Wie gewonnen, so zerronnen

Im vierten Spiel gegen Bietigheim verpassen es die Löwen auf den Auswärtssieg aufzubauen und unterliegen mit 1:4. In der Halbfinalserie steht es nun 2:2.

Frankfurt (DJ) – Mit dem grandiosen Comeback-Sieg aus Spiel 3, der 2:1-Serienführung im Rücken und dem Heimvorteil nun auf Ihrer Seite, wollten die Löwen im heutigen vierten Spiel der Serie die Gunst der Stunde nutzen und Bietigheim die dritte Niederlage in Folge beibringen. Für die Steelers und Coach Kevin Gaudet war die Partie somit schon zu einem „do-or-die“-Spiel geworden, denn mit einem 1:3-Rückstand, so Gaudet nach dem Spiel, wäre es für Bietigheim in der Serie mehr als schwer geworden.      

Torwart-Tausch

So versuchte Coach Gaudet seinem Team auch mit allen Mitteln neue Impulse zu versetzen und ließ Sinisa Martinovic im Tor beginnen. Vor allem für die Defensive der Steelers sollte dies ein kleiner „Wake-up-call“ sein, denn Schuld an den Niederlagen hatte der vorherige Goalie Ilya Sharipov sicher nicht. Martinovic erwischte allerdings keinen wirklich guten Start in die Partie und wirkte bei den ersten Schüssen, die er zumeist erst im Nachfassen sichern konnte, noch wenig „sharp“.

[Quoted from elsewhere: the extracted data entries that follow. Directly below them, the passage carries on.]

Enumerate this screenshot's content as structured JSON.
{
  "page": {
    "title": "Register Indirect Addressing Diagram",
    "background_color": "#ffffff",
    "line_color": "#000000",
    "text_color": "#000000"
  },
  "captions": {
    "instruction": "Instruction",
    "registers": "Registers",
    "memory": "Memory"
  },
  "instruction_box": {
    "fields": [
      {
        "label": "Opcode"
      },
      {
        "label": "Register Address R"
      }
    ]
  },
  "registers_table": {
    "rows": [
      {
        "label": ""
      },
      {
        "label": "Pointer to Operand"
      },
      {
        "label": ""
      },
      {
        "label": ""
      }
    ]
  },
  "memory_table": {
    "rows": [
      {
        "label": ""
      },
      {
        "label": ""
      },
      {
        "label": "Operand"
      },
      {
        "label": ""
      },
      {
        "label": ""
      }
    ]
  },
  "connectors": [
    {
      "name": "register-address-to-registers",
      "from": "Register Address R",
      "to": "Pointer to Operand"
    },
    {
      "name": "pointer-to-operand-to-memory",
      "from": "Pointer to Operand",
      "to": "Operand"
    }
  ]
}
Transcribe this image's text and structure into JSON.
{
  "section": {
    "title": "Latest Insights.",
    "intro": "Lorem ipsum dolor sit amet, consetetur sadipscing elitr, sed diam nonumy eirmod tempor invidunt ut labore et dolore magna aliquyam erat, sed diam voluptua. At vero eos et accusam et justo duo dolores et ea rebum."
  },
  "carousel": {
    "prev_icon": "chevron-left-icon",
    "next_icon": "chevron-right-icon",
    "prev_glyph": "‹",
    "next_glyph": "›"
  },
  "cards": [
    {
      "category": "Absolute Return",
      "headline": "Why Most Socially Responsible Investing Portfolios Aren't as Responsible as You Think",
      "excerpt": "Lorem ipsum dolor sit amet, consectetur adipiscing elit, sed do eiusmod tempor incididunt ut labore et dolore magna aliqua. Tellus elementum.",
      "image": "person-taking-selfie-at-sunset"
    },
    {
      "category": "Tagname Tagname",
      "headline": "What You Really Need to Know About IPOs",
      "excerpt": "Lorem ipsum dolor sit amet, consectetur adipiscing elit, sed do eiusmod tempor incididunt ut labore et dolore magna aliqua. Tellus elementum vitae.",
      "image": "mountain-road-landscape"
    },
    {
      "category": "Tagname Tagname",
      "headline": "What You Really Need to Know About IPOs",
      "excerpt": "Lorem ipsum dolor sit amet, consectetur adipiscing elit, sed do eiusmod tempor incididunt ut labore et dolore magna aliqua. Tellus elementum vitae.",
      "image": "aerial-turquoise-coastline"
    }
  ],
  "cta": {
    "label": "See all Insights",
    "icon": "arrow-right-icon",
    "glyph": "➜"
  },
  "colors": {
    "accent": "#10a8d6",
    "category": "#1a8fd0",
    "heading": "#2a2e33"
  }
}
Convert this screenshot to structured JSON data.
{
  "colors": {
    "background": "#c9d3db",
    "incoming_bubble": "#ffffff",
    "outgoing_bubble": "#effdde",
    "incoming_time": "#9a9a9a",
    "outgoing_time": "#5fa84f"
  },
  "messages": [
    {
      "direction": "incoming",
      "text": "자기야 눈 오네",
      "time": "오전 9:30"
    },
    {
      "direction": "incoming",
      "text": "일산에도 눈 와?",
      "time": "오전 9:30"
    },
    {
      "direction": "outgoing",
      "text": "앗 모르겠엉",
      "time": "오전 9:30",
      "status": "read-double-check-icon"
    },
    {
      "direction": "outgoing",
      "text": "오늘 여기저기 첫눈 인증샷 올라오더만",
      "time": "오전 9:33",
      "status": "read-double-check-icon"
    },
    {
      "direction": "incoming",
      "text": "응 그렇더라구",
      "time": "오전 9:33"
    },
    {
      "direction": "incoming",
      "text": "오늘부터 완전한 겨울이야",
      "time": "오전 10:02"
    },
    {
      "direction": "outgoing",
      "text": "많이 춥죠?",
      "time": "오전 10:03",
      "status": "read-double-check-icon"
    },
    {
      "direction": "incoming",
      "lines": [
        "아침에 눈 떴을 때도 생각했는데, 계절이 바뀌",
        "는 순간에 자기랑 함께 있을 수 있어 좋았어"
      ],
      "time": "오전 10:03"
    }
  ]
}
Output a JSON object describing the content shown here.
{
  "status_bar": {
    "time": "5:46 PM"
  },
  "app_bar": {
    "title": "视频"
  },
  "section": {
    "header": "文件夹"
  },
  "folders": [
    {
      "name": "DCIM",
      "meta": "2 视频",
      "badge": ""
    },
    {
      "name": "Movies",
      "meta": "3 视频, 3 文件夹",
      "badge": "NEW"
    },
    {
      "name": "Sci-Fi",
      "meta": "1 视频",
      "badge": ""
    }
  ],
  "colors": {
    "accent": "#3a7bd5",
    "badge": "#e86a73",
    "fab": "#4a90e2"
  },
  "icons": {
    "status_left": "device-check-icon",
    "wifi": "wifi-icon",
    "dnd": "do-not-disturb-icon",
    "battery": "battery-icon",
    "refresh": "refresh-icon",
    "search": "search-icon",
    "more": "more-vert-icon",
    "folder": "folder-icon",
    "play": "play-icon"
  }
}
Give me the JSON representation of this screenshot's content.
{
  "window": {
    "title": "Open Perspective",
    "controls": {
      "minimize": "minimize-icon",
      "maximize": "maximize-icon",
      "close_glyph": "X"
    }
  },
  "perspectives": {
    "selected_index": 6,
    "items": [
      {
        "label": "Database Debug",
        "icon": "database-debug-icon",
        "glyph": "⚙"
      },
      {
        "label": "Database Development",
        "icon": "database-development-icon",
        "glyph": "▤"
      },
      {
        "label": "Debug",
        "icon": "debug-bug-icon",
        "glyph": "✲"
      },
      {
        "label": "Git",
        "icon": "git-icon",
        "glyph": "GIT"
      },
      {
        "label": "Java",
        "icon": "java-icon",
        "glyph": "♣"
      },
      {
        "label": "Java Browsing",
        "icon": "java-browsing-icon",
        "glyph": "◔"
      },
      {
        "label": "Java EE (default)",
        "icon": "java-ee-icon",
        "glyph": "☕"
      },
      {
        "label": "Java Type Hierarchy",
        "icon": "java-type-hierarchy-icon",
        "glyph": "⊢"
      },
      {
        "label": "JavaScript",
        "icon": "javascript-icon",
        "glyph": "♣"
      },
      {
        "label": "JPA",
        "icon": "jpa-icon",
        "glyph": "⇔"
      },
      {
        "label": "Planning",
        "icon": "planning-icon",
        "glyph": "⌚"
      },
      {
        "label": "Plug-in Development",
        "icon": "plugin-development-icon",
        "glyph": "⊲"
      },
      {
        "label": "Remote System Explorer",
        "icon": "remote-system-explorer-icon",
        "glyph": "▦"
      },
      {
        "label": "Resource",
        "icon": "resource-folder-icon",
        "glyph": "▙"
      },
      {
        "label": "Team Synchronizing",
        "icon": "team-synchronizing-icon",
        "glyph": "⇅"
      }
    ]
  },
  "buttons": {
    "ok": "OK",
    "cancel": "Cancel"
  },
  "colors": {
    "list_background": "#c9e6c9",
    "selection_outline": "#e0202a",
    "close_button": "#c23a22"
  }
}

Als Patrick Jarrett in der 9. Minute Sinisa Martinovic mit seinem Handgelenksschuss aus dem linken Bullykreis überwand, sah es zunächst sogar so aus, als wirke sich der Wechsel im Steelers-Tor eher zu Gunsten der Löwen aus. Ungestört zog Jarrett über links ins Drittel der Steelers und schoss in Ermangelung aussichtsreicher Passoptionen auf das Tor der Steelers. Martinovic kam zwar an den Puck, konnte diesen aber nicht festhalten, so dass dieser in Zeitlupe über die Linie trudelte.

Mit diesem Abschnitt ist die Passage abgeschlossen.